Raining rules on debentures

Ian Rogers
Finance companies and others selling debentures will have to comply with two new sets of rules, one on what they must disclose in prospectuses and the other on what they can say in advertising.

The Australian Securities and Investments Commission on Wednesday published guidelines on disclosure and which apply from the beginning of December for the sale of new debentures. Existing issuers have until 1 March 2008 to comply.

The ASIC guidelines apply to issuers of unlisted securities. Issuers of ASX-listed securities are not affected by the new rules.

ASIC also published a consultation on advertising that is likely to have the force of law from some time next year.
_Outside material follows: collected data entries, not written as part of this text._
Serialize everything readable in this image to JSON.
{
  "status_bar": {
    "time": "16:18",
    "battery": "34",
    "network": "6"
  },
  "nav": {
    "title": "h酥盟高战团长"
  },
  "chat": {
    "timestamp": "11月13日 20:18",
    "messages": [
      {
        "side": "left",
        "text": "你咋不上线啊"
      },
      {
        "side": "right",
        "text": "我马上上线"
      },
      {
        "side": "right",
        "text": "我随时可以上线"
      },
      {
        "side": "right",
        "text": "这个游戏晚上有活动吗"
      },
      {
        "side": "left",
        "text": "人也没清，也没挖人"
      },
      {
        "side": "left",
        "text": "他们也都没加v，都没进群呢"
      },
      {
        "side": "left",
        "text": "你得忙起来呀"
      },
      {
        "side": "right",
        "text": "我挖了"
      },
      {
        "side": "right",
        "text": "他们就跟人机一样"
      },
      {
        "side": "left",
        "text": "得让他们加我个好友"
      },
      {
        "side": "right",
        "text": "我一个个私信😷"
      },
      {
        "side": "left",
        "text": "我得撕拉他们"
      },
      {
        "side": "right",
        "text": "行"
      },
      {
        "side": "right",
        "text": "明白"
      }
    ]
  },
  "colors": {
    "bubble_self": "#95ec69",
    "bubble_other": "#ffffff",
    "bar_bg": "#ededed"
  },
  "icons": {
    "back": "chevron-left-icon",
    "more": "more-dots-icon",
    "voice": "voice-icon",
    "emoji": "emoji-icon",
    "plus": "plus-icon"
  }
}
As foreshadowed six months ago ASIC has settled on an "if not, why not" approach to improving disclosure. ASIC will require finance companies to address eight benchmarks in their disclosure.

These include disclosures on a financier's level of equity capital, liquidity, history and policy on rollovers, credit ratings (if any), some analysis of their loan portfolio, details of related party transactions, their policy on valuations and lending principles, and also their policy on balancing the maturity of their assets and the maturity of their liabilities.

ASIC said issuers must either state that they, and their products, meet the benchmark or that it does not meet the benchmark. In the latter case the issuer must "explain how and why the issuer deals with the business factors or issues underlying the benchmark in
another way."

Issuers must also hold sufficient cash to meet their projected cash needs over the next three months,  though they do not appear to face a compulsion to publish details.

A second set of rules, which are still subject to consultation, will dictate the content of advertisements for debentures. Terms such as "secure", "secured" and "guaranteed" will be banned and ASIC will expect publishers to police the content of advertisements.

Financiers will not be able to make any comparison with bank interest rates nor state they are suitable for any class of investor (such as retirees or self-managed superannuation funds).

If an issuer has a credit rating they will have to include that in the ad, and also include an explanation of credit ratings.